Trusting Nicole (The Last Hangman MC #4)(67)
“Not even sorry.” He kisses my head.
“We’ll have to wait and see how things go. Nobody can predict those things, that’s what makes life interesting. We have the rest of our lives to see what we want to do. We don’t have to rush into anything you don’t want to.”
“Are you for real?” He looks at me in disbelief.
“Yeah, why?”
“I thought you’d have my ass for not being able to commit or something.”
“Oh, that’s what you meant.” I sigh, not expecting that.
“Knew I’d f*ck up,” he mutters under his breath.
“What is it that you want out of us?”
“I want to be with you and earlier, I-I don’t know what I want right now. All of this is f*cking confusing to me and it’s killing me. When I came here all I wanted to do was to ask you to move in with me. Right now I’m f*cking confused and the more I think about it, the more I want it to happen and the more it scares me that you’re going to realize I’m not worth it.”
“You know what? When you make up your stubborn mind, you know where to find me.” I get up and walk inside, slamming the patio door closed.
I love him but he’s f*cking infuriating. I understand his fear of commitment with all he’s been through but he knows me, he knows I’d always be by his side. Even with all the f*cked up things he’s done. In the back of his mind he’ll always think that he’s a killer, that it’s his true nature. It was just his way of surviving in a hostile environment, survival of the fittest I guess. I’ll have to constantly remind him how much I love him and how his past doesn’t change the way I feel about him.
I’ll just have to be f*cking patient again.
CHAPTER 30
Jason
I knew I would f*ck up.
I knew it and I let it happen again. I don’t know why I keep sabotaging myself, one day she’s not going to take me back and it’s going to kill me.
I walk back to my car and get in. I want to go after her, but I’ll just make things worse. I’m not like her friends. I’m not strong and hot headed like they are or even like she is. I groan in frustration and drive to the compound, well, the ‘under construction’ compound, hoping to get some advice.

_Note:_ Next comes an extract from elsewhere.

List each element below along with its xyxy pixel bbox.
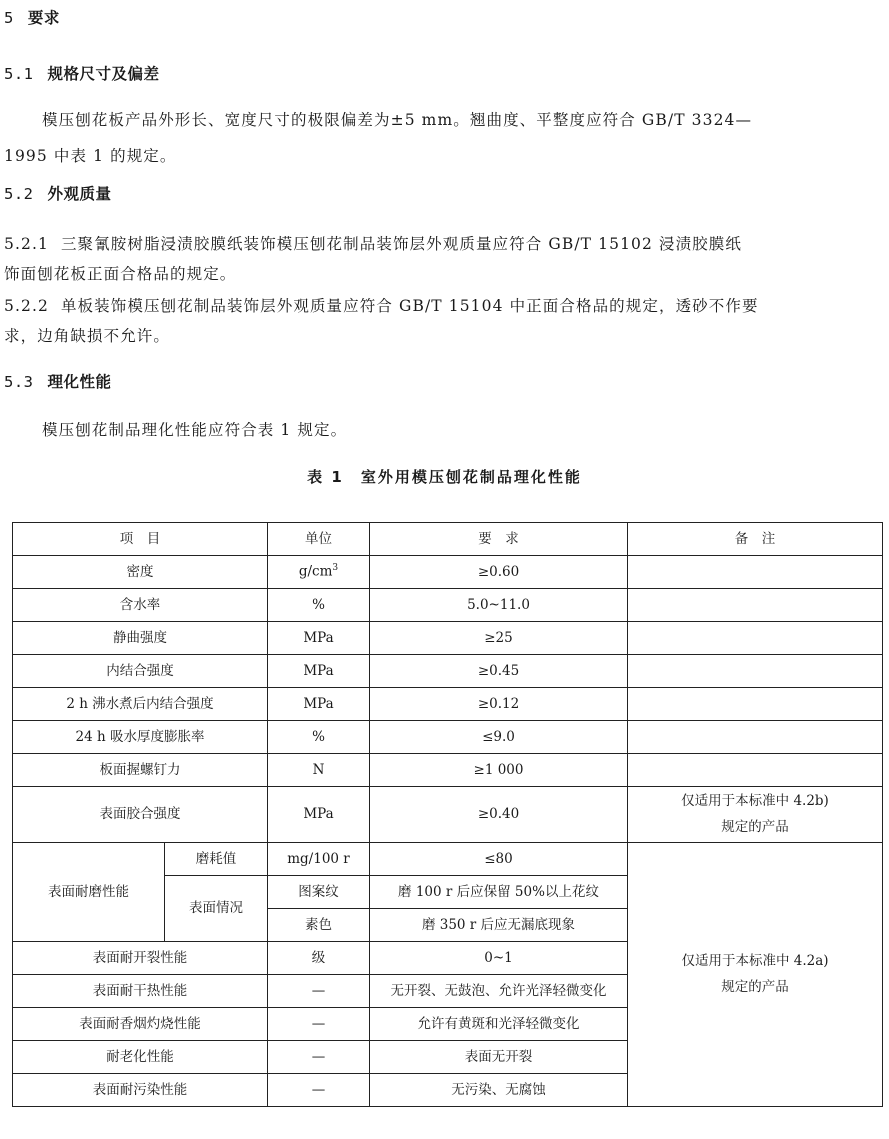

The drive isn’t long, but long enough for me to lose myself in thoughts of Nicole and I happy together. When I’m away from her she’s all I think about but when I’m around her, I turn into this scared little boy who’s afraid to commit or that she will be taken from me. Am I just making that shit up in my head to sabotage myself or am I just struggling to accept that I’m someone normal and not the monster I think I am?
I park in front of the bar and leave my f*cked up thoughts behind. I walk to the guys and see they have actually made a lot of progress. They’ve cleared the debris and managed to get the foundations and two walls back up already, the garage is all fixed and so is the playground for the kids. I hear someone call my name and I turn around, looking for the owner of the voice. I see Gabe waving at me from Viv’s bar. I make my way over and he pats my back when I reach him.
“Welcome back, Brother. Good to see you’re still alive.” He chuckles.
“It’s good to be back.” I pat his back in return and make my way inside. I’m greeted by everyone inside and I’m led to a table in the back, which I’m guessing is the new temporary chapel.
“Good to see you in one piece,” Ant chuckles and motions for me to sit down.
“Yeah, just missing one bit.” I chuckle, holding my hand up.
“Hadn’t even noticed. That’s f*cked up,” Ray says.
“I’ll live.” I shrug.
“How are things with the cops and the Russians?” Ant asks, not wasting any time.
“I’m free from the Russians and the cops haven’t been around actually. I don’t know what’s going on, but I haven’t seen them even after being in the hospital for all of this.” I point at my face.
“Free from the Russians?” He asks looking at me intently.
“Yeah, Nikolai gave me the choice to be free or keep working for them.”
“And you picked being free? You’re a fool. You were protected with them.” Ric says.
“I’m still protected and can go back if I want to, but I’m done with that part of my life. I didn’t recognize the man I became and I’m struggling wi-let’s just say it’s hard to make peace with yourself when the only side of yourself you know is the one who tortured and killed people for twenty years.”
“So you’re done with that?” Ant asks me, looking at me oddly.
I sigh. “I’m done being their little bitch, doing their dirty work. If I have to kill someone, I’ll do it. I just don’t want to live that lifestyle anymore. I’ve ruined so many families. Some people weren’t totally innocent, but not worth killing when you just owe money to someone.”
“You have regrets,” Ray says matter of factly.
“A couple. As I said, some people didn’t need to die for what they were accused of. Some people deserved it and some people didn’t get punished enough for what they did.”
“You still have a heart.” Ray smiles. “That’s good.”